Besides payroll, she schedules hours for her staff of about 15 and answers all of their questions. She manages musicians for performances, and always pays close attention to her customers.

She just won’t quit. She’s outlived two husbands and outworked three sons. Now a grandmother and soon to be a great-grandmother, it would seem that Monroe should be ready to settle down. But she’s not. “My sons have all retired, but I’m not ready. This is what I like to do, so they let me do it.”

Having lived through the Great Depression, World War II, the Industrial Revolution, and a myriad of other historical events, Monroe said she feels like she’s pretty much seen it all.
Through it all, she said she’s very blessed. Monroe stays active, she said, through the young lives that frequent her business. “ I’m always learning something new.”

Monica Cuevas, a 20-year-old waitress at Rusty’s, said it’s not like work to work for Monroe. “I cannot leave this place. I just like working here,” she said.

Cuevas, who is also an exchange student pursuing an International Business degree at Owens Community College, began coming to Rusty’s with friends when she was in high school at Ottawa Hills. “I love jazz. It’s the main reason I work here,” she said. Cuevas said that she likes that it’s a cozy place and it’s open seven nights per week with live performers every night.

Monroe draws people in from all walks of life. On one night, people wear tee shirts and jeans while others don ties or dresses. Rusty’s is a place where people can feel comfortable. Some customers come to eat or drink or chat with friends, and some even come to do homework, all while listening to professional live jazz, a rarity in the area.
Walls at Rusty’s are full of pictures and posters, and mirrored walls reflect the smiling faces of patrons.

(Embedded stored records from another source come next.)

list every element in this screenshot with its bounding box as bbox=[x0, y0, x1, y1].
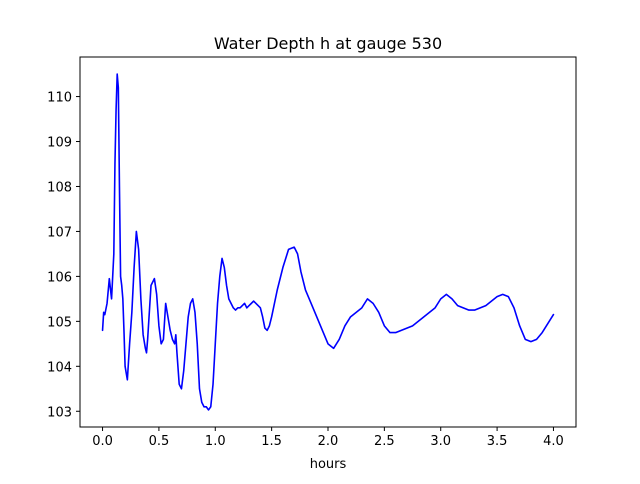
x-tick-label: 3.5 bbox=[487, 434, 508, 449]
x-tick-label: 3.0 bbox=[430, 434, 451, 449]
y-tick-label: 105 bbox=[47, 315, 72, 330]
y-tick-label: 109 bbox=[47, 136, 72, 151]
x-tick-label: 1.5 bbox=[261, 434, 282, 449]
x-axis-label: hours bbox=[310, 457, 347, 472]
x-tick-label: 2.5 bbox=[374, 434, 395, 449]
y-tick-label: 103 bbox=[47, 405, 72, 420]
y-tick-label: 104 bbox=[47, 360, 72, 375]
x-axis: 0.0 0.5 1.0 1.5 2.0 2.5 3.0 3.5 4.0 bbox=[92, 427, 564, 449]
series-layer bbox=[101, 73, 555, 411]
chart-title: Water Depth h at gauge 530 bbox=[214, 34, 442, 53]
x-tick-label: 0.0 bbox=[92, 434, 113, 449]
x-tick-label: 4.0 bbox=[543, 434, 564, 449]
x-tick-label: 2.0 bbox=[318, 434, 339, 449]
series-line-0 bbox=[101, 73, 555, 411]
y-tick-label: 108 bbox=[47, 180, 72, 195]
y-tick-label: 107 bbox=[47, 225, 72, 240]
y-tick-label: 110 bbox=[47, 91, 72, 106]
plot-area bbox=[80, 57, 576, 427]
x-tick-label: 0.5 bbox=[149, 434, 170, 449]
y-tick-label: 106 bbox=[47, 270, 72, 285]
x-tick-label: 1.0 bbox=[205, 434, 226, 449]
y-axis: 103 104 105 106 107 108 109 110 bbox=[47, 91, 80, 420]
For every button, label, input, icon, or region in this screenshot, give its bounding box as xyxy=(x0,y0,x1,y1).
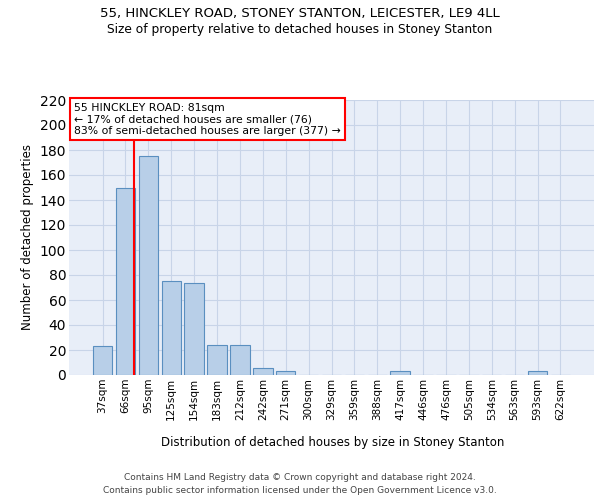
Bar xyxy=(139,156,158,375)
Bar xyxy=(391,371,410,375)
Bar xyxy=(230,345,250,375)
Text: Contains HM Land Registry data © Crown copyright and database right 2024.
Contai: Contains HM Land Registry data © Crown c… xyxy=(103,474,497,495)
Bar xyxy=(116,188,135,375)
Bar xyxy=(161,281,181,375)
Bar xyxy=(208,345,227,375)
Text: 55 HINCKLEY ROAD: 81sqm
← 17% of detached houses are smaller (76)
83% of semi-de: 55 HINCKLEY ROAD: 81sqm ← 17% of detache… xyxy=(74,103,341,136)
Bar xyxy=(253,368,272,375)
Bar xyxy=(93,346,112,375)
Text: 55, HINCKLEY ROAD, STONEY STANTON, LEICESTER, LE9 4LL: 55, HINCKLEY ROAD, STONEY STANTON, LEICE… xyxy=(100,8,500,20)
Text: Size of property relative to detached houses in Stoney Stanton: Size of property relative to detached ho… xyxy=(107,22,493,36)
Bar xyxy=(184,282,204,375)
Bar xyxy=(276,371,295,375)
Y-axis label: Number of detached properties: Number of detached properties xyxy=(21,144,34,330)
Text: Distribution of detached houses by size in Stoney Stanton: Distribution of detached houses by size … xyxy=(161,436,505,449)
Bar xyxy=(528,371,547,375)
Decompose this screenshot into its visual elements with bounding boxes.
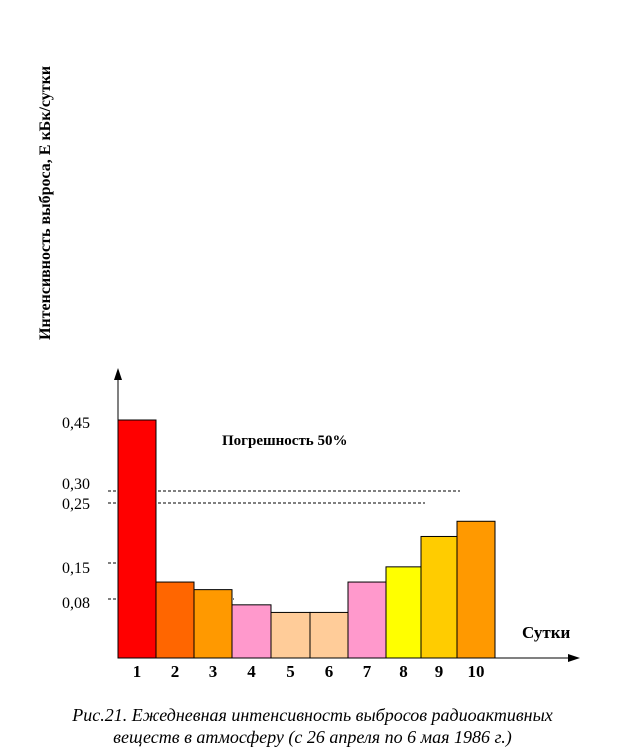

Relics from the past are scattered amidst booths and tables with chairs. An old cash register sits idle behind the bar. And table lamps are stuck where there is space. A fireplace and fake flowers bring a home-like quality.

Conversation buzzes low beneath the electricity of guitars and pounding of hand-drums on Thursdays and the big brass horn blowers on Tuesday nights. Other nights bring other sounds, but it’s still the same old Rusty’s.

“We’re always open and there’s always live jazz,” Monroe said. In fact, she even opened one day after a small fire broke out in the kitchen early in her career as a café owner. “The musicians and my staff really didn’t want to shut down, so we cleaned it up and opened the doors,” she said.

And the jazz musicians just keep on coming.
She said she’s booked up until next March with bands playing every night and they keep coming to her.

DePrisco said his friends first brought him to Rusty’s and he just kept coming. “They just don’t come any better than Rusty,” DePrisco said. “She’s the first lady of jazz.”

Tony Ben, a hand percussionist for Cookin’ which plays on Thursdays, said “Rusty gets major acts, and she does it all alone. She’s an amazing woman.”

Ben, who won a Grammy, said she’s someone to admire. “She toughed it out when women weren’t in fashion.” She was a working mother when it was unpopular. She stepped in to protect and share responsibility for her family.

Monroe said she has always loved jazz and she has always had music. As a little girl, she would crank up her family’s Victrola and play records. Her father would play Viennese waltzes on his violin.

Her mother died when she was 10, but Monroe learned from her a lot about life and being a successful person. “We were taught to make our own decisions,” she said. “Work was not a bad word when I was growing up, it was a challenge.”

The challenges get easier with time because everything’s history, she said. “ My sons would’ve liked to make life easier for me, but this is what I want, and they let me do it.”